Так вот, сидим мы у костра, спать не тянет, никому неохота со свежего воздуха в фургон лезть. Выстрелы утихли, казак тоже поуспокоился, достал кисет, свернул себе крученку и подсел к огоньку.
— Скажите, товарищ, на какую аудиторию вы рассчитываете в Молчановке? — спросил грузин у худенького человечка. — Имейте в виду, что казаки народ ехидный, они менее всего побеждаются красноречием. Они привыкли к нему со дня рожденья, у них даже между собою в разговоре патетический тон. Разные там аллегории, метафоры, гиперболы в обиходе у последнего безграмотного, а грамотей до такой степени витиеват, что я, признаться, сам их не всегда понимал.

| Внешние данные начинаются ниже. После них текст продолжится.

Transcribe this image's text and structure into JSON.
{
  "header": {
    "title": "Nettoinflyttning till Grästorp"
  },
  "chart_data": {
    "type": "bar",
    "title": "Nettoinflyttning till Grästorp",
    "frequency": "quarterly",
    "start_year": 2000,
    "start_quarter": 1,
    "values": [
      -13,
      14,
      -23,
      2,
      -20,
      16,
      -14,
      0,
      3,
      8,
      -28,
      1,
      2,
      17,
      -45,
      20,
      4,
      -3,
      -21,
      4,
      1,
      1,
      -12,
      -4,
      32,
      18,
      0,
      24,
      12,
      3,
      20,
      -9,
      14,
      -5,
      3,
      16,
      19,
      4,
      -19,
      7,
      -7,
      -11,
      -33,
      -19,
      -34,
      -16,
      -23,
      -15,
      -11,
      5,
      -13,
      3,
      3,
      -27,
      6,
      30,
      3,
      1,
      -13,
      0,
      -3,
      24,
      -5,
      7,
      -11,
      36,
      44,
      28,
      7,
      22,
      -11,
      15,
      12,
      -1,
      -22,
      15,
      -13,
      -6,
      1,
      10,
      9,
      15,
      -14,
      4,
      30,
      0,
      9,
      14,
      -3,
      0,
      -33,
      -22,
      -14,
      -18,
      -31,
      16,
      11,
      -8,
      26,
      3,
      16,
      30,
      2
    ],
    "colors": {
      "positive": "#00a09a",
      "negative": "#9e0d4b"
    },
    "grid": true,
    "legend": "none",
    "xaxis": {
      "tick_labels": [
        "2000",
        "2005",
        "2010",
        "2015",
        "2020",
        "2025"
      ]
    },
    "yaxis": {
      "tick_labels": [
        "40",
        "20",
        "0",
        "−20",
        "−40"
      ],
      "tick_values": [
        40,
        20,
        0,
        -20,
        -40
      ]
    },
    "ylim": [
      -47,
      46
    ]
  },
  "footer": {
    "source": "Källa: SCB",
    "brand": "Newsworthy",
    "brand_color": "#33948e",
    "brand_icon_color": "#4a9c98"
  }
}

— Что правда, то правда, — вмешался казак, — они разговаривать умеют. Казачья речь гуще поповской. Вы их разговорами не прошибете.
— В агитации на словах никогда ничего и не строится, — ответил худенький человек, — надо зацепить и увлечь, а это всякий раз достигается новыми средствами. Вразумлять людей — дело затяжное, долгое; тут же надобно заставить их захотеть быть с вами, сразу, без раздумья, и если это удалось, начало положено.
— Как под музыку вприсядку пуститься, — вставил кларнетист, — слова тут самое последнее дело.
— Вы так понимаете агитацию, будто это магнетизм или истерика, — продолжал грузин, — если на этом стоять, так самые лучшие агитаторши — наемные бабы-плакальщицы или эпилептики.
— А что вы думаете? — серьезно заметил худенький, обведя нас взглядом, — эпилептики агитируют с потрясающей силой. Я такого действия, такого возбуждения, такого скопления нигде не наблюдал, как вокруг упавшего эпилептика. Будем говорить начистоту, без книжного шаблона. Учить может знающий, а возбуждать — чувствующий. Высший тип агитатора — лицо страдательное. Ваш пример с эпилептиком великолепен. Тут ничего не осталось преднамеренного, человек весь ушел в напряжение, и окружающие этому поддаются, заражаются.
— Я, как агитатор, всегда пытаюсь действовать на интеллект, — возразил грузин, — и считаю странным, товарищ, что именно от вас слышу такие немарксистские речи. Я никогда не забываю основной цели: разогнать туман в головах, убедить логикой или очевидностью. Конечно, с мужиком я балагурю, зубоскалю, к нему совсем иной подход, нежели к рабочему, но цель одна: убедить, привести к умственному суждению и сознательному выбору.